Ah New York, how I dreamed of you for years. And I finally made it to you.
Unfortunately that dream was cut short.
Last time I wrote here, I was sitting in my little studio apartment, drinking coffee, and staring out into the city I felt blessed to call home. Now, I sit in my cozy twin bed in PA, drinking tea, and staring out into a more green scenery- equally as lucky to call home.

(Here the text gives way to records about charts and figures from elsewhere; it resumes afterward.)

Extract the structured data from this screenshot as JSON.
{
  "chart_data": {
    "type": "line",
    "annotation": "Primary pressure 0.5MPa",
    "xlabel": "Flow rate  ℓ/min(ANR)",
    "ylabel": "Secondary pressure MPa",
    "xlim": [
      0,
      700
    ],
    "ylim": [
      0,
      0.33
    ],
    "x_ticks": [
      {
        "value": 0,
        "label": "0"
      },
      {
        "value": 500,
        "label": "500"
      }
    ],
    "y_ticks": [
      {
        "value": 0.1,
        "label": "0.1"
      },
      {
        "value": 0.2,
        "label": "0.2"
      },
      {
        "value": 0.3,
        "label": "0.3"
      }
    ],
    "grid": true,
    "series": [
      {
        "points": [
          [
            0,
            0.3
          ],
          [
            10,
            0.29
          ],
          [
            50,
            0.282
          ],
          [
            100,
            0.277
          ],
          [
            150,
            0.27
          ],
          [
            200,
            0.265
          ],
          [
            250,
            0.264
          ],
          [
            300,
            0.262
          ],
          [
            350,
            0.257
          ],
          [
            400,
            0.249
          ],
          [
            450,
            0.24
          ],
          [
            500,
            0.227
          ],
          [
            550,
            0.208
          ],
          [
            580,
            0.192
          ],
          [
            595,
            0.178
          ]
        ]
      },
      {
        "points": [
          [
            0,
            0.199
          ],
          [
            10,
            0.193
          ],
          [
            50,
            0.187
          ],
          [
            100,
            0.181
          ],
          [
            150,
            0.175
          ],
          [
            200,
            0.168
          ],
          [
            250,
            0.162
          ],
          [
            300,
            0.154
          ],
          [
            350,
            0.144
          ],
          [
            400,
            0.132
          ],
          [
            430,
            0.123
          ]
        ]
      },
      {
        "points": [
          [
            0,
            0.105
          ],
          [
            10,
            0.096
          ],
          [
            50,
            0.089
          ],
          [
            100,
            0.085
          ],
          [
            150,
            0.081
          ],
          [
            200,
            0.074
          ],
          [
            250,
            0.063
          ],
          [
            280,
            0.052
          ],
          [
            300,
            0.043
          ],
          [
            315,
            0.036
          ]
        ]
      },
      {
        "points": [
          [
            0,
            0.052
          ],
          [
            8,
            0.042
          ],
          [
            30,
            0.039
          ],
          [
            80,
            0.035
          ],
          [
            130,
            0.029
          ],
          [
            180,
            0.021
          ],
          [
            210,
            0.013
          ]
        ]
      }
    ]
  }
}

It all happened so fast. One moment I was refilling my metro card, and the next I was on a Martz Bus to Scranton. Life throws a lot of shit at you, and sometimes you just don't have enough hands. Do I feel like I lost? Yeah. But does that mean I did? No. I had these delusions of grandeur that moving to New York City was the answer to everything. It may have filled in some blanks, but it wasn't the magical cheat-cheat I was expecting. Unfortunately, I don't have all answers, I never will, and there is no way of knowing which ones are the right ones.
Life, am I right?
But I am breathing. Confused and scared, but breathing. My journey was short, but I did learn. I worked my butt off, struggled, and still had the time of my life. I never thought I'd say this, but I already miss the subway system- delays and all. I forgot how annoying driving is and cars, plus maintenance, are dumb expensive. I miss being able to walk through Times Square after work and sitting under the George Washington Bridge on a sunny day. Mark my words I will be back, New York, but I need to take care of myself first. Figure out what I actually want. Who knows what is next, I definitely don't, but getting this off my chest was a start.
So Dunmore, PA, I am back- for now. Let's see what this chapter has in store.